Come comportarsi con un gatto che non vuole farsi educare

Educare un micio non è semplice come addomesticare un cane: i gatti sono per natura molto più indipendenti e poco avvezzi al rispetto delle regole, e soprattutto amano stare alla larga da imposizioni e ordini di ogni genere. Chi convive con un felino sa benissimo che è sempre il gatto a decidere come e cosa fare, nei tempi e nelle modalità che ritiene opportune in base alla sua voglia ed al suo desiderio.

È difficilissimo educare un gatto, anche se questa frase va necessariamente presa con le pinze, perché ogni appartenente al mondo felino ha il proprio carattere e determinate caratteristiche che lo rendono diverso da ogni altro esemplare. Le selezioni che vengono effettuate negli allevamenti professionali, servono proprio a rendere più spiccate determinate caratteristiche rispetto ad altre, e ciò influisce molto sulla predisposizione di un gatto a farsi educare o quantomeno ad accettare le nostre regole. Tuttavia, come abbiamo detto, anche un gatto di razza può mal tollerare un eccesso di dominazione da parte del suo proprietario, e questo significa che in moltissimi casi è difficile educarlo.

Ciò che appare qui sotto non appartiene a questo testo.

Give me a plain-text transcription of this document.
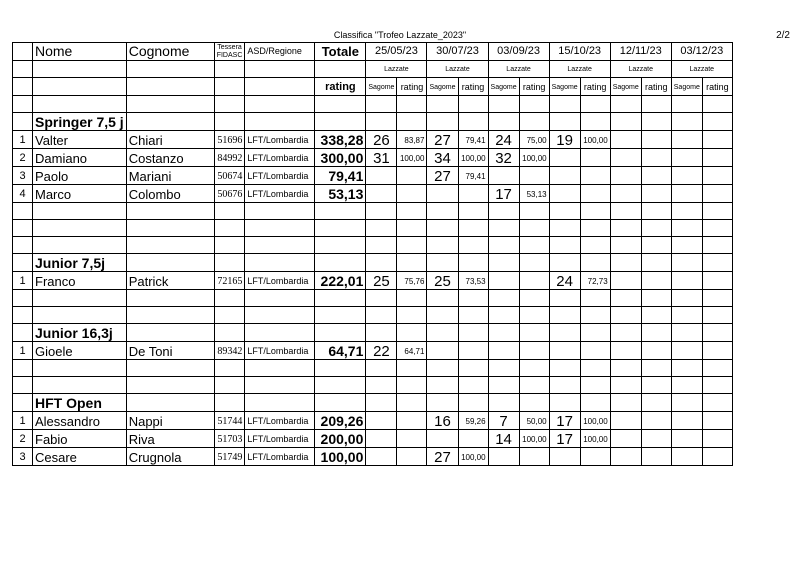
Classifica "Trofeo Lazzate_2023"	2/2
	Nome	Cognome	Tessera
FIDASC	ASD/Regione	Totale	25/05/23		30/07/23		03/09/23		15/10/23		12/11/23		03/12/23	
						Lazzate		Lazzate		Lazzate		Lazzate		Lazzate		Lazzate	
					rating	Sagome	rating	Sagome	rating	Sagome	rating	Sagome	rating	Sagome	rating	Sagome	rating

	Springer 7,5 j																
1	Valter	Chiari	51696	LFT/Lombardia	338,28	26	83,87	27	79,41	24	75,00	19	100,00				
2	Damiano	Costanzo	84992	LFT/Lombardia	300,00	31	100,00	34	100,00	32	100,00						
3	Paolo	Mariani	50674	LFT/Lombardia	79,41			27	79,41								
4	Marco	Colombo	50676	LFT/Lombardia	53,13					17	53,13						

	Junior 7,5j																
1	Franco	Patrick	72165	LFT/Lombardia	222,01	25	75,76	25	73,53			24	72,73				

	Junior 16,3j																
1	Gioele	De Toni	89342	LFT/Lombardia	64,71	22	64,71										

	HFT Open																
1	Alessandro	Nappi	51744	LFT/Lombardia	209,26			16	59,26	7	50,00	17	100,00				
2	Fabio	Riva	51703	LFT/Lombardia	200,00					14	100,00	17	100,00				
3	Cesare	Crugnola	51749	LFT/Lombardia	100,00			27	100,00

Cosa fare? Partendo da presupposto che non sempre è il caso di rivolgersi ad un veterinario esperto in comportamento animale, per educare un gatto che non ne vuole davvero sapere può essere utile imitare l’atteggiamento della mamma: niente urla, niente botte, perché il gatto non capirebbe e potrebbe anzi male interpretare tutto questo. Comunicazione e dialogo, ma anche pazienza ed affetto devono essere alla base di ogni rapporto con il proprio gatto: solo così impareremo a conquistarci la sua fiducia e verremo senza dubbio ripagati della stessa moneta.